Sin azul no hay verde
Columna de Margarita García-Galán
El Teatro Campoamor de Oviedo se vestía de gala para recibir, un año más, a los galardonados en los Premios Princesa de Asturias. La alfombra azul guiaba sus pasos hacia el teatro mientras sonaba la singular música de los gaiteiros. Panderetas, gaitas, tambores y acordeones configurando la hermosísima banda sonora que identifica a Asturias. Un estruendo típico, armonioso, acogedor y muy bello, que acompaña siempre la emoción contenida de los asistentes y da la bienvenida a los premiados. La actualidad se movía mientras tanto entre huracanes y torrenteras que arrancaban árboles, anegaban pueblos y segaban vidas. El cambio climático, eso que algunos se toman tan a broma, se hacía notar una vez más. Mientras, el huracán político seguía su curso; avanzaban las torrenteras de voces disonantes crispando ánimos, ahogando esperanzas, quemando sueños en la hoguera de las vanidades. Ruido, ruido. Mucho, mucho ruido.

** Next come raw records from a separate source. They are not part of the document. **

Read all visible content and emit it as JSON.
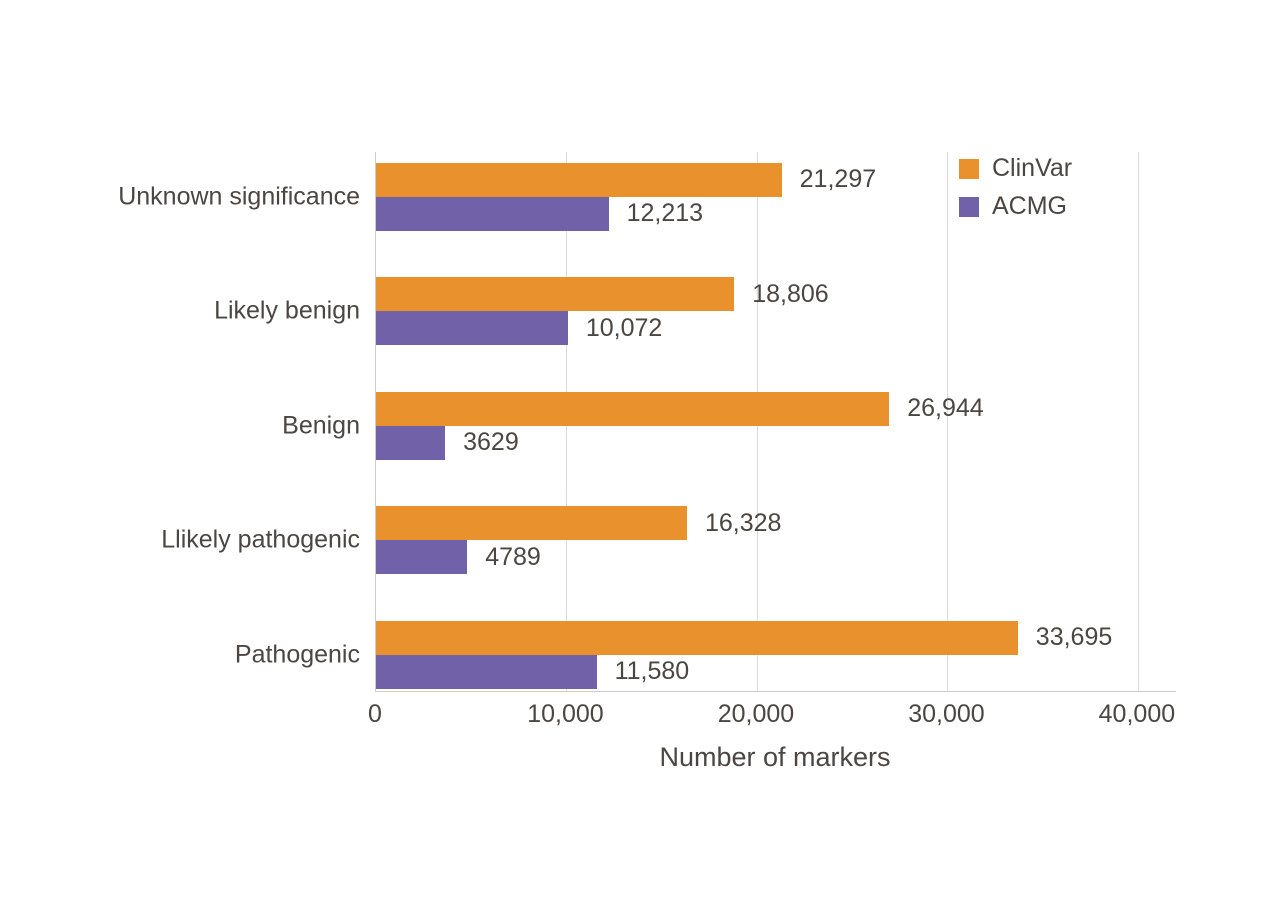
{
  "chart_data": {
    "type": "bar",
    "orientation": "horizontal",
    "title": "",
    "xlabel": "Number of markers",
    "ylabel": "",
    "xlim": [
      0,
      42000
    ],
    "grid": "vertical-gridlines",
    "legend_position": "top-right-inside",
    "categories": [
      "Unknown significance",
      "Likely benign",
      "Benign",
      "Llikely pathogenic",
      "Pathogenic"
    ],
    "series": [
      {
        "name": "ClinVar",
        "color": "#E8912D",
        "values": [
          21297,
          18806,
          26944,
          16328,
          33695
        ],
        "value_labels": [
          "21,297",
          "18,806",
          "26,944",
          "16,328",
          "33,695"
        ]
      },
      {
        "name": "ACMG",
        "color": "#7161A8",
        "values": [
          12213,
          10072,
          3629,
          4789,
          11580
        ],
        "value_labels": [
          "12,213",
          "10,072",
          "3629",
          "4789",
          "11,580"
        ]
      }
    ],
    "xticks": [
      {
        "value": 0,
        "label": "0"
      },
      {
        "value": 10000,
        "label": "10,000"
      },
      {
        "value": 20000,
        "label": "20,000"
      },
      {
        "value": 30000,
        "label": "30,000"
      },
      {
        "value": 40000,
        "label": "40,000"
      }
    ]
  },
  "colors": {
    "text": "#4B4642",
    "grid": "#DBDBDA",
    "axis": "#CDCAC8",
    "background": "#FFFFFF"
  }
}
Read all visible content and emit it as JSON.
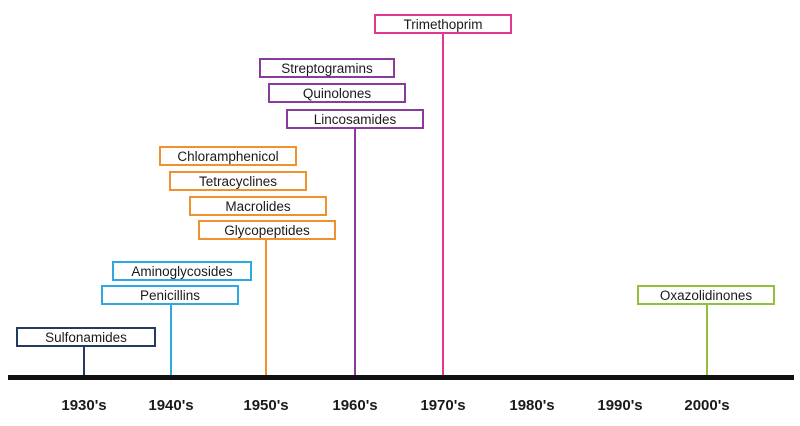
{
  "decades": [
    "1930's",
    "1940's",
    "1950's",
    "1960's",
    "1970's",
    "1980's",
    "1990's",
    "2000's"
  ],
  "groups": [
    {
      "decade": "1930's",
      "color": "#243a5e",
      "classes": [
        "Sulfonamides"
      ]
    },
    {
      "decade": "1940's",
      "color": "#2ea9df",
      "classes": [
        "Aminoglycosides",
        "Penicillins"
      ]
    },
    {
      "decade": "1950's",
      "color": "#f0912f",
      "classes": [
        "Chloramphenicol",
        "Tetracyclines",
        "Macrolides",
        "Glycopeptides"
      ]
    },
    {
      "decade": "1960's",
      "color": "#8b3a9e",
      "classes": [
        "Streptogramins",
        "Quinolones",
        "Lincosamides"
      ]
    },
    {
      "decade": "1970's",
      "color": "#e2388f",
      "classes": [
        "Trimethoprim"
      ]
    },
    {
      "decade": "2000's",
      "color": "#94bf3c",
      "classes": [
        "Oxazolidinones"
      ]
    }
  ]
}
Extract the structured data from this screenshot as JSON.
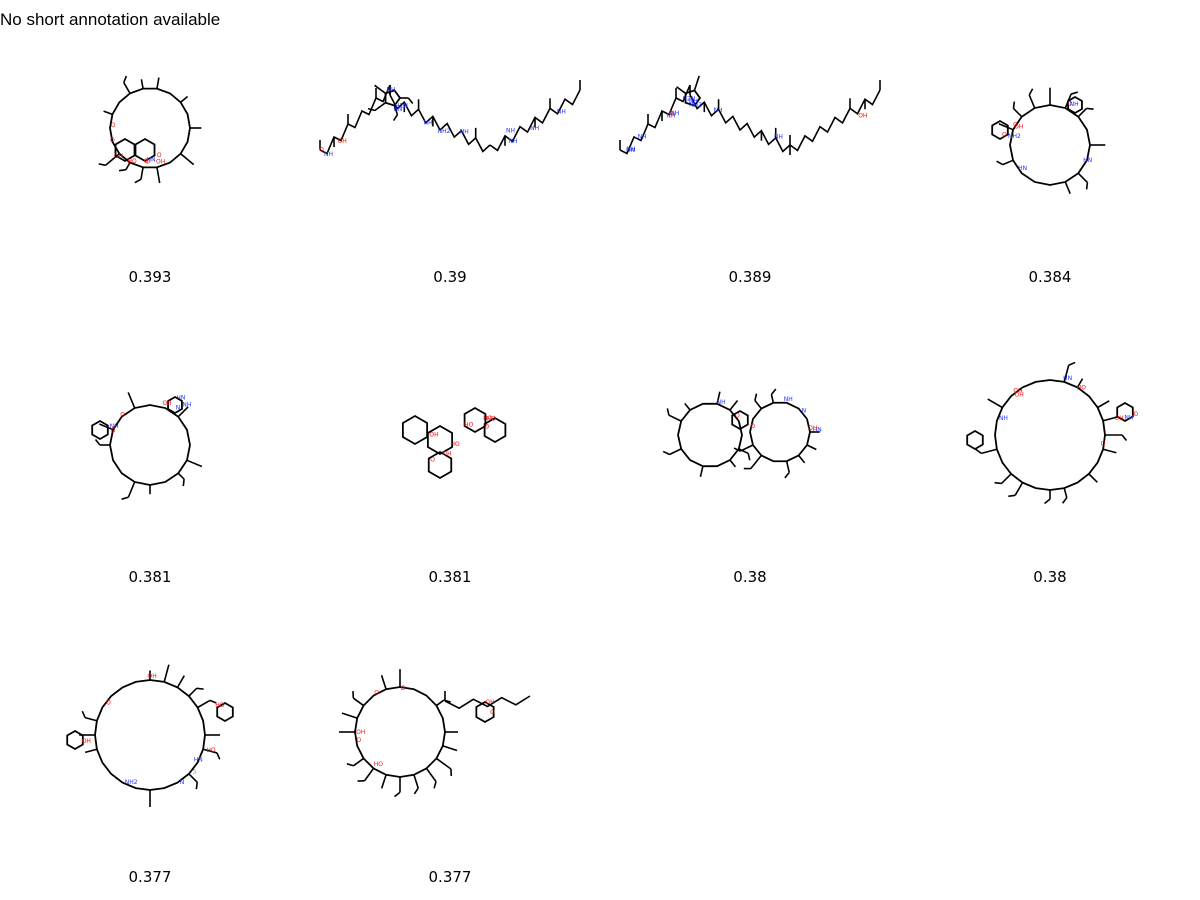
{
  "annotation": "No short annotation available",
  "molecules": [
    {
      "score": "0.393",
      "shape": "macrocycle-fused",
      "atoms": [
        "OH",
        "OH",
        "O",
        "O",
        "O",
        "HN",
        "O",
        "HO",
        "O"
      ]
    },
    {
      "score": "0.39",
      "shape": "peptide-chain",
      "atoms": [
        "NH",
        "HN",
        "NH",
        "NH",
        "NH",
        "NH",
        "NH",
        "NH",
        "NH",
        "OH",
        "H2N",
        "NH2",
        "O"
      ]
    },
    {
      "score": "0.389",
      "shape": "peptide-chain",
      "atoms": [
        "NH",
        "HN",
        "NH",
        "NH",
        "NH",
        "NH",
        "NH",
        "NH",
        "OH",
        "H2N",
        "NH2",
        "O"
      ]
    },
    {
      "score": "0.384",
      "shape": "macrocycle-medium",
      "atoms": [
        "OH",
        "HN",
        "NH",
        "HN",
        "NH2",
        "O",
        "O",
        "O"
      ]
    },
    {
      "score": "0.381",
      "shape": "macrocycle-medium",
      "atoms": [
        "NH",
        "HN",
        "OH",
        "NH",
        "O",
        "O",
        "N"
      ]
    },
    {
      "score": "0.381",
      "shape": "glycoside",
      "atoms": [
        "HO",
        "HO",
        "OH",
        "HO",
        "OH",
        "HO",
        "O",
        "O"
      ]
    },
    {
      "score": "0.38",
      "shape": "bicyclic-peptide",
      "atoms": [
        "NH",
        "HN",
        "OH",
        "NH",
        "N",
        "O",
        "O"
      ]
    },
    {
      "score": "0.38",
      "shape": "macrocycle-large",
      "atoms": [
        "HO",
        "OH",
        "HN",
        "NH",
        "NH",
        "OH",
        "OH",
        "O",
        "O"
      ]
    },
    {
      "score": "0.377",
      "shape": "macrocycle-large-2",
      "atoms": [
        "HO",
        "OH",
        "NH2",
        "HO",
        "OH",
        "HN",
        "N",
        "S",
        "O"
      ]
    },
    {
      "score": "0.377",
      "shape": "macrolide",
      "atoms": [
        "OH",
        "OH",
        "O",
        "O",
        "O",
        "O",
        "HO"
      ]
    }
  ]
}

Dentro del teatro, la paz. Los gaiteros tocaban el himno nacional, que se oía en un respetuoso silencio, y empezaba un acto de concordia que nos descubría la brillantez y la sencillez de unas personas que dedican su vida a mejorar el mundo. Las vidas de otros. Las vidas de todos. A través del televisor, veíamos sus gestos, su actitud serena, su emoción. Oíamos sus convincentes y armoniosas voces, transmitiendo mensajes creíbles de paz y esperanza. La reportera mejicana Alma Guillermoprieto, premio de Comunicación y Humanidades, nos daba una hermosa lección de lo que significa ser periodista. Su voz se quebró recordando a compañeros asesinados porque a alguien no le gustó lo que contaban. “Matan a uno para intimidar a todos”. Con su traje malva, sus zapatos planos y su sencillez, la periodista contaba emocionada algunas de sus experiencias: “La cara rígida de emoción de un niño, en una empobrecida favela, porque se pone por primera vez un traje de carnaval... La vida en esas alturas colombianas que esconden bajo la niebla tanto a guerrilleros como a una variedad infinita de orquídeas...”. Su discurso me impresionó. Pocas veces he oído algo tan intenso, tan sereno y tan hermoso.

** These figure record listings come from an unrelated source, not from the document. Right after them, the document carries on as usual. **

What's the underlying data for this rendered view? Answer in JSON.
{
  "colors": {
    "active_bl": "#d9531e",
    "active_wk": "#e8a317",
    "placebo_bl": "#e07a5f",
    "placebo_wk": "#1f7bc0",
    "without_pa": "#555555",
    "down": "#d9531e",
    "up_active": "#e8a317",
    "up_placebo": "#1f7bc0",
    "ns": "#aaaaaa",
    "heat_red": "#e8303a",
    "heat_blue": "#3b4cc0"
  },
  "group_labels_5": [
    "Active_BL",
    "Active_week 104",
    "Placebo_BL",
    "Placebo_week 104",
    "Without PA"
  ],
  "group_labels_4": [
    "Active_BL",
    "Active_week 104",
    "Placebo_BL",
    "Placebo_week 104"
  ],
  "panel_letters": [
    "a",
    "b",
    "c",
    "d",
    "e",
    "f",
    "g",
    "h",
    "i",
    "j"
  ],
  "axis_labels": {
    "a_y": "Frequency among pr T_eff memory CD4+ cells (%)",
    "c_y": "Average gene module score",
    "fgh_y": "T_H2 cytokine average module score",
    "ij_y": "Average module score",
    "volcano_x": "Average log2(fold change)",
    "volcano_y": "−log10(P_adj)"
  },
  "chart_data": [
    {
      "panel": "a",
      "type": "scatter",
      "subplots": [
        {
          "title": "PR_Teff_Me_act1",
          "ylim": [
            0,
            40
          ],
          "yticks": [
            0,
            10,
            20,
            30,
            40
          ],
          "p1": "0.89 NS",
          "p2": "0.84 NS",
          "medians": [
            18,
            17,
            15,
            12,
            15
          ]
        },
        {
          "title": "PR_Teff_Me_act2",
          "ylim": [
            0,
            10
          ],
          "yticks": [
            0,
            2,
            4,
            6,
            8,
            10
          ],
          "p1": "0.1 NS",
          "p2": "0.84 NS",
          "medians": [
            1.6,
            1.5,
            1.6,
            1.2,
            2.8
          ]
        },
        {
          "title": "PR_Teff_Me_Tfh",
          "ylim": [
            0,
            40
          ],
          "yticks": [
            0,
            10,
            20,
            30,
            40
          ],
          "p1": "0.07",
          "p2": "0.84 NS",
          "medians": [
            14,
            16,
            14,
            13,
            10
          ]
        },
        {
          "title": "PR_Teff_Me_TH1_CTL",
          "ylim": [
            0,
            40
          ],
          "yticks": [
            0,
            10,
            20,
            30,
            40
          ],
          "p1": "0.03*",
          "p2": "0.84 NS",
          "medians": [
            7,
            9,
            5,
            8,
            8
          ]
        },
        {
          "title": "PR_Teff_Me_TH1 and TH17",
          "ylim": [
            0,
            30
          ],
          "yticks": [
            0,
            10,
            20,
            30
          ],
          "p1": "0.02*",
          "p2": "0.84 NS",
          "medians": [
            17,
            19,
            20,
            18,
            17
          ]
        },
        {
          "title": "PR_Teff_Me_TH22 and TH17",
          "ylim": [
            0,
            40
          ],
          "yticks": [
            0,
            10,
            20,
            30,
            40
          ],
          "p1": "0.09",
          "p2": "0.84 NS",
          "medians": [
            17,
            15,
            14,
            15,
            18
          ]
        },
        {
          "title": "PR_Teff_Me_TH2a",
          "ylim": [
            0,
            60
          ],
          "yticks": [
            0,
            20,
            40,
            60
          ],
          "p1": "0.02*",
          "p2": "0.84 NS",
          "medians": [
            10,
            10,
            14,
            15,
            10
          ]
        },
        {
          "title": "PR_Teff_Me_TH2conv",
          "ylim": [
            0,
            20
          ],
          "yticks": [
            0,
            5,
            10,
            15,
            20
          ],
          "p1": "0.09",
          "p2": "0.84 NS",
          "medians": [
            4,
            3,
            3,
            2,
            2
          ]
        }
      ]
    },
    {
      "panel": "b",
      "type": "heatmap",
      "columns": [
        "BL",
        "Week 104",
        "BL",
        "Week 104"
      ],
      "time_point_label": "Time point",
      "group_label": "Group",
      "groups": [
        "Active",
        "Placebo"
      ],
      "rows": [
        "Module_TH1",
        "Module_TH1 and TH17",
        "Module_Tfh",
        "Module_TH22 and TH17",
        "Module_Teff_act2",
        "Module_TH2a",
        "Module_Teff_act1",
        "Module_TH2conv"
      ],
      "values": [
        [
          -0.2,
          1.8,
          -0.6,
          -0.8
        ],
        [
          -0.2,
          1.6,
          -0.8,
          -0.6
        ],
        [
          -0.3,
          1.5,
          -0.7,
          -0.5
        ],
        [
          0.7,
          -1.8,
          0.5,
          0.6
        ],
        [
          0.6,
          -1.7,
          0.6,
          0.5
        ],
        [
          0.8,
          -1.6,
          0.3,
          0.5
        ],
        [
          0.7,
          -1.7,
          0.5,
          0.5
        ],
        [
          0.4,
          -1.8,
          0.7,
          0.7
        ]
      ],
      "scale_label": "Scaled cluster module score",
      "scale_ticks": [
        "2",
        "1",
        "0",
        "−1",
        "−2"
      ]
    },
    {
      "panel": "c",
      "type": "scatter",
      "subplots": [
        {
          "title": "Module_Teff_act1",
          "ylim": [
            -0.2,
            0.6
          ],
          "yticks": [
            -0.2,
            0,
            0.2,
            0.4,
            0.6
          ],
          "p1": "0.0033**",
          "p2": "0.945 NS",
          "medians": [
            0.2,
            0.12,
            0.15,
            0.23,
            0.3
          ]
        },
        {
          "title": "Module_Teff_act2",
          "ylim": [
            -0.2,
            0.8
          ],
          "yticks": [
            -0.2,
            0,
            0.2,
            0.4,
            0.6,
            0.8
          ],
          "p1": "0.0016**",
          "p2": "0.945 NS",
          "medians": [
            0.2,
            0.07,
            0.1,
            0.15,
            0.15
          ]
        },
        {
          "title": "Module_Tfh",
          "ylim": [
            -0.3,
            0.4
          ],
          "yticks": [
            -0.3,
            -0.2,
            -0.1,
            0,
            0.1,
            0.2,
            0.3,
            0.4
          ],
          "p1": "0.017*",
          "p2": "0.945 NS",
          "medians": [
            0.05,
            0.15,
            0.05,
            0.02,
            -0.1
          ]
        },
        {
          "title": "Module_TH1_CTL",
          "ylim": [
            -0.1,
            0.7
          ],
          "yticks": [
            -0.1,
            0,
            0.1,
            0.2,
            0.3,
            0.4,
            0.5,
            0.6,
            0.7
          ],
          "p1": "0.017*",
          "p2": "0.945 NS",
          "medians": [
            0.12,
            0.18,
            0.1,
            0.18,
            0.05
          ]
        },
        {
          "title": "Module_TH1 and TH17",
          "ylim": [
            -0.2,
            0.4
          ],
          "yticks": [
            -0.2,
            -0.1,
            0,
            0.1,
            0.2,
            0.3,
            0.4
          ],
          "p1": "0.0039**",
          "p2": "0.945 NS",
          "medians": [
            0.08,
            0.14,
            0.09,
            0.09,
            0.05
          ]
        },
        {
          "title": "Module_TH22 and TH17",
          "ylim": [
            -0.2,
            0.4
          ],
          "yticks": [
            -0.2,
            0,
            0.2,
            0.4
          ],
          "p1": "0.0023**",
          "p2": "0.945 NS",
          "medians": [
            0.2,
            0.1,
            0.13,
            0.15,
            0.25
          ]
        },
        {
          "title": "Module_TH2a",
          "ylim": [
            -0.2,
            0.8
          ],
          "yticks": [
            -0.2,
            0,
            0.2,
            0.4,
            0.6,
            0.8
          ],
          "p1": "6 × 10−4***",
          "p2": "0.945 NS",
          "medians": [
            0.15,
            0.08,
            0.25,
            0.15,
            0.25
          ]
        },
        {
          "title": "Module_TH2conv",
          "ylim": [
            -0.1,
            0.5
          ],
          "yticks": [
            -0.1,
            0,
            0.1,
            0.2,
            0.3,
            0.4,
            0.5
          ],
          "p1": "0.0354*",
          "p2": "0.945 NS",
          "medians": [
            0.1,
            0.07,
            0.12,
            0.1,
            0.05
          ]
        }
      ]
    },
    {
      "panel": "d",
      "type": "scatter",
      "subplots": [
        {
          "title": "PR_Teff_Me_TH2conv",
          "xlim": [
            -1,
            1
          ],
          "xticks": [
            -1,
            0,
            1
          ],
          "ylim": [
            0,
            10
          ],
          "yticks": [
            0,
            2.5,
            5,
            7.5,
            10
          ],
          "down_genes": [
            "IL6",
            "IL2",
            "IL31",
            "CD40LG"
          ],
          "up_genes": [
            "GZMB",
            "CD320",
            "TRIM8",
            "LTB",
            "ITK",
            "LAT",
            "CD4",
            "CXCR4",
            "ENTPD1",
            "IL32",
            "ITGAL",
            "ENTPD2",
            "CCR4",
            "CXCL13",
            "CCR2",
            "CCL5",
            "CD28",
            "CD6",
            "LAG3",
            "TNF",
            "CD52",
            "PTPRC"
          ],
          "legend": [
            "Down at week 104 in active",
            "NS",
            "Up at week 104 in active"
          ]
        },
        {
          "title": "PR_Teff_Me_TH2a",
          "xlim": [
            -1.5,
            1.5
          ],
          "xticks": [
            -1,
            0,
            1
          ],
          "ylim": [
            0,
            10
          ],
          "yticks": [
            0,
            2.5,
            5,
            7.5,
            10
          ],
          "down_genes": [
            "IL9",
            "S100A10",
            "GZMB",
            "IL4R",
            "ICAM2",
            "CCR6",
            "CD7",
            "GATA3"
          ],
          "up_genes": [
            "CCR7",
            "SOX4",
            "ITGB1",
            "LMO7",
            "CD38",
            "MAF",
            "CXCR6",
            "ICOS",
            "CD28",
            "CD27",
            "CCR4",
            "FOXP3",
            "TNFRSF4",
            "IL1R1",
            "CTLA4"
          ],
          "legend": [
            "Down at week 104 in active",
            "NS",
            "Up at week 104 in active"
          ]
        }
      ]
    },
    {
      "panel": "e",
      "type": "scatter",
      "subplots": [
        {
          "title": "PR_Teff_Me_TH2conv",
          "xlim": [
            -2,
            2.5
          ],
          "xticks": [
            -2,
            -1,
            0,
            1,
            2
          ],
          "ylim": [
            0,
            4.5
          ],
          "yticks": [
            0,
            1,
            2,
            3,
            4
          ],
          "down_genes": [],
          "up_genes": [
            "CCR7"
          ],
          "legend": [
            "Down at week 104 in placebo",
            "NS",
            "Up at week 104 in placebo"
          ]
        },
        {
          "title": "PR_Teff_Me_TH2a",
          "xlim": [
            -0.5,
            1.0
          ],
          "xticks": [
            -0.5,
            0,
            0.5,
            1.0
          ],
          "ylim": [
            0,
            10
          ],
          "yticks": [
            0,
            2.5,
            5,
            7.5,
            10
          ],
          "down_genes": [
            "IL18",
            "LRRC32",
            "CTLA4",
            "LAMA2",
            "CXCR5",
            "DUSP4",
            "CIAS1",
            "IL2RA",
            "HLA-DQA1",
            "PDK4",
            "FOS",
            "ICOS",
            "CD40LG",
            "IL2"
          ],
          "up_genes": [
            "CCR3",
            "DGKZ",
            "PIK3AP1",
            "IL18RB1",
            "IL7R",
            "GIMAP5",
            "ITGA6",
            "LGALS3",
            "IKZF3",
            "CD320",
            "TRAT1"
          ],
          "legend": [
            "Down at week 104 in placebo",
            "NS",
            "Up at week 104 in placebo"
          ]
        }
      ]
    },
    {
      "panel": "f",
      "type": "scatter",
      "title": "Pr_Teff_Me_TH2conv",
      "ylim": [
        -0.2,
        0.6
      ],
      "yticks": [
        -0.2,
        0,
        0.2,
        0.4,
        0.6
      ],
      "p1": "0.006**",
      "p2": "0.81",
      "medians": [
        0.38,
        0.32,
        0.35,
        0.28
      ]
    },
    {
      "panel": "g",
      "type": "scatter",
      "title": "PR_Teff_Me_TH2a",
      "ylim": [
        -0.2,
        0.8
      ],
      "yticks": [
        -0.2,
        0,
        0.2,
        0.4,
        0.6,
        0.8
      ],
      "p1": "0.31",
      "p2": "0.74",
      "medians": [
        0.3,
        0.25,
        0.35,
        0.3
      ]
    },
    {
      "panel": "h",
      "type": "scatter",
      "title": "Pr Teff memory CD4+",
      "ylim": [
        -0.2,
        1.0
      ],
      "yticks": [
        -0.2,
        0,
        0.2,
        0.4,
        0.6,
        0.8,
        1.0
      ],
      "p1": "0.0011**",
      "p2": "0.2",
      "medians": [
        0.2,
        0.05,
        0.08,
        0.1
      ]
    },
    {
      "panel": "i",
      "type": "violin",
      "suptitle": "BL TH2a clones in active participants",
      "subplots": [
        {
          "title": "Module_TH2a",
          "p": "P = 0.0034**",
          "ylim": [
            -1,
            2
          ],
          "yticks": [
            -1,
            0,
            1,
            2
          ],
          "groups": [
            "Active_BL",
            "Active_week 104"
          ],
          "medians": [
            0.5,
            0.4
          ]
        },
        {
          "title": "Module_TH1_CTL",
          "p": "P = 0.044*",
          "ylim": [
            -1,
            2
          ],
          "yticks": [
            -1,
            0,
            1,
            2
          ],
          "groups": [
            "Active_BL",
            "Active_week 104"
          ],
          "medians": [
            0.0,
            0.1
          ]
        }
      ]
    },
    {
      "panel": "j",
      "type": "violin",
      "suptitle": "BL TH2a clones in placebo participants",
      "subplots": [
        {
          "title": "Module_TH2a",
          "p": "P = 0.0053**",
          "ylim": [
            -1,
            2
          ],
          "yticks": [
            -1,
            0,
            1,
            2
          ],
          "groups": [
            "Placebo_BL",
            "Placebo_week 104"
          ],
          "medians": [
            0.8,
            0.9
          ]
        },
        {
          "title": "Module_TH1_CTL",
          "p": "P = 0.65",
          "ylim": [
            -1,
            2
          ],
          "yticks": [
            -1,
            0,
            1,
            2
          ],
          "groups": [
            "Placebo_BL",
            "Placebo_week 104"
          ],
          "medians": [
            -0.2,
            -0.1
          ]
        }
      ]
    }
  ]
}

Contar lo que acontece en el mundo, ayudar a conocerlo, denunciar los peligros que lo acechan, es lo que hace aún, a sus 83 años, Sylvia Earle, la oceanógrafa americana, premio a la Concordia, intentando concienciarnos de lo que significa el deterioro de los océanos por la contaminación tóxica. “Sin azul, no hay verde. Sin océano, no hay vida”. Mensajes importantes de personas admirables que ayudan a mejorar el mundo, como la activista masi Nice Nailantei, que lucha contra algo tan atroz como la mutilación genital femenina, y que, junto a médicos valientes que arriesgan sus vidas por salvar vidas, trabaja en la ONG Hamref Health África, premio de Cooperación Internacional por su constante ayuda al continente africano. Ataviada con un espectacular traje masai, con su collar, su corona y su sonrisa limpia, ella era el latido, el color y el dolor de África.

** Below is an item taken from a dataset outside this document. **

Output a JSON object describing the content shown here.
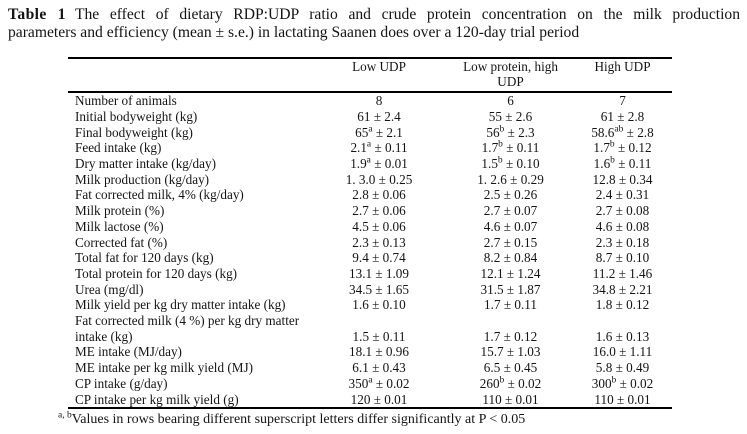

Directores de cine, científicos, filósofos, escritores, deportistas... Mentes privilegiadas que trabajan con fines admirables, muchas veces incomprendidos, que son la esperanza del mundo. Oír sus voces sensatas, reclamando atención y ayuda para algo tan hermoso como preservar la vida de nuestro planeta, me hacía sentir pequeña. Mensajes de concordia y esperanza, nada que ver con esas otras voces discordantes que suenan en diferentes partes del mundo con proclamas intolerantes, radicales, extremistas: homofobia, racismo, sexismo... Ruido, ruido. Mucho ruido. Ojalá que, por encima de ese ruido atronador, que nos produce escalofríos, suene con fuerza la música conciliadora que intenta, por encima de personalismos excluyentes, salvar el mundo de todos. Que podamos seguir embelesándonos con la inmensidad de ese azul que es vida. Con la sonrisa de niños sin miedo. Con la belleza infinita de esas orquídeas que crecen entre la niebla.